What you want is a depth-first search.

function ExamineField(Field F)
{
    if (F.already_in_list)
        return

    foreach C child of F
    {
        call ExamineField(C)
    }

    AddToList(F)
}

Then just call ExamineField() on each field in turn, and the list will be populated in an optimal ordering according to your spec.

Note that if the fields are cyclic (that is, you have something like A = B + C, B = A + D) then the algorithm must be modified so that it doesn't go into an endless loop.
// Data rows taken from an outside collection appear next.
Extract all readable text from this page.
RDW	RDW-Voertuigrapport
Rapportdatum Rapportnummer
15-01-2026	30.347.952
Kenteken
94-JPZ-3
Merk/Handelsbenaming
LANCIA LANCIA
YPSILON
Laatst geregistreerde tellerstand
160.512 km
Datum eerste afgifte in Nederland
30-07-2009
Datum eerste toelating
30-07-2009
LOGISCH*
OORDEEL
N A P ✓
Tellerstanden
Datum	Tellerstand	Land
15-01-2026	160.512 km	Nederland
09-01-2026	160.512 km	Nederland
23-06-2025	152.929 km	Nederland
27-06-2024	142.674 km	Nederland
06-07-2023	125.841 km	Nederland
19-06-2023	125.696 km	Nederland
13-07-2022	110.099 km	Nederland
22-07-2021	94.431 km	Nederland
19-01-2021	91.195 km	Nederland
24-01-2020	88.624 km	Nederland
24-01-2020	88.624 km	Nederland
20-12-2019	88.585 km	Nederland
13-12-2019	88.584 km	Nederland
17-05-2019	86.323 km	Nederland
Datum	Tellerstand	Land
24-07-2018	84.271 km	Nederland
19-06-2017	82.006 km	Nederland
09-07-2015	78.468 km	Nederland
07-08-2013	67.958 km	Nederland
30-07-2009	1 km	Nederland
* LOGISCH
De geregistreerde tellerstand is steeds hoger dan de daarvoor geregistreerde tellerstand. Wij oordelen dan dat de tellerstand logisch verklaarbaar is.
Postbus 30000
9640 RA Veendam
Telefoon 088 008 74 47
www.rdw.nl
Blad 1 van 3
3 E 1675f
For your example, the calls would go:

ExamineField(A)
  ExamineField(B)
    ExamineField(C)
      AddToList(C)
    ExamineField(E)
      AddToList(E)
    AddToList(B)
  ExamineField(D)
    ExamineField(B)
      (already in list, nothing happens)
    ExamineField(C)
      (already in list, nothing happens)
    AddToList(D)
  AddToList(A)
ExamineField(B)
  (already in list, nothing happens)
ExamineField(C)
  (already in list, nothing happens)
ExamineField(D)
  (already in list, nothing happens)
ExamineField(E)
  (already in list, nothing happens)

And the list would end up C, E, B, D, A.

caf
Thanks very much for the example! That's exactly what I wanted to do, although I ended up going with the iterative algorithm.